Anterograde labeling in the contralateral somatosensory cortex was present in shunted animals but lacked the same distribution as normal controls. Anterograde labeling within the internal capsule remained virtually unchanged, suggesting that corticobulbar, corticopontine and corticospinal pathways were unaffected in hydrocephalus. The preservation of the anterograde labeling of the internal capsule continued throughout the crus cerebri in the brainstem. Anterograde label in VL decreased in hydrocephalus compared to normal controls. VP shunting increased anterograde labeling in VL but not to normal levels. Ipsilateral anterograde label was absent in CL nuclei in the hydrocephalic and VP shunted groups. Likewise, anterograde labeling of VB nuclei remained relatively unaffected.

Photomicrographs from thalamus showing HRP labelling in control (A-C), hydrocephalic (D-F), and VP shunted (G-I) animals. In the centrolateral nucleus (left column)and the VL nucleus viewed with bright field (middle column) and darkfield (right column) optics, both retrograde and anterograde labelling was reduced in hydrocephalus. VP shunting restored retrograde labelling but anterograde labelling was still reduced.
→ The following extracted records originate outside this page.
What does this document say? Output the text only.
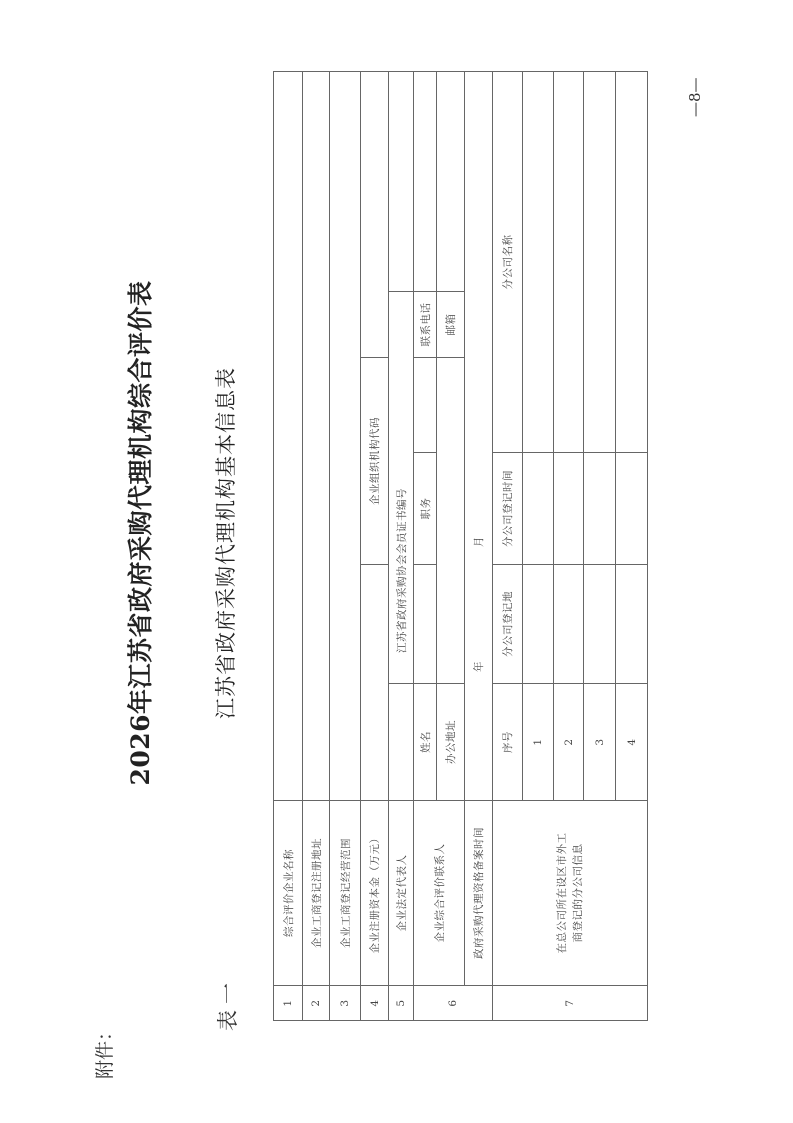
附件：
2026年江苏省政府采购代理机构综合评价表
表一
江苏省政府采购代理机构基本信息表
—8—
1	综合评价企业名称						
2	企业工商登记注册地址						
3	企业工商登记经营范围						
4	企业注册资本金（万元）			企业组织机构代码			
5	企业法定代表人		江苏省政府采购协会会员证书编号				
6	企业综合评价联系人	姓名		职务		联系电话	
		办公地址				邮箱	
	政府采购代理资格备案时间	年 月					
7	在总公司所在设区市外工商登记的分公司信息	序号	分公司登记地	分公司登记时间	分公司名称		
		1					
		2					
		3					
		4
Scale bar same for all panels.

The results suggest that (1) cortical connectivity was impaired in untreated hydrocephalus and involves both afferent and efferent pathways, (2) shunting improved both cortical afferent and efferent connectivity and, (3) complete reestablishment of the cortical efferent pathways did not occur. Such changes in cortical pathways, if permanent, could be responsible for many of the motor and cognitive deficits seen clinically in afflicted hydrocephalic children.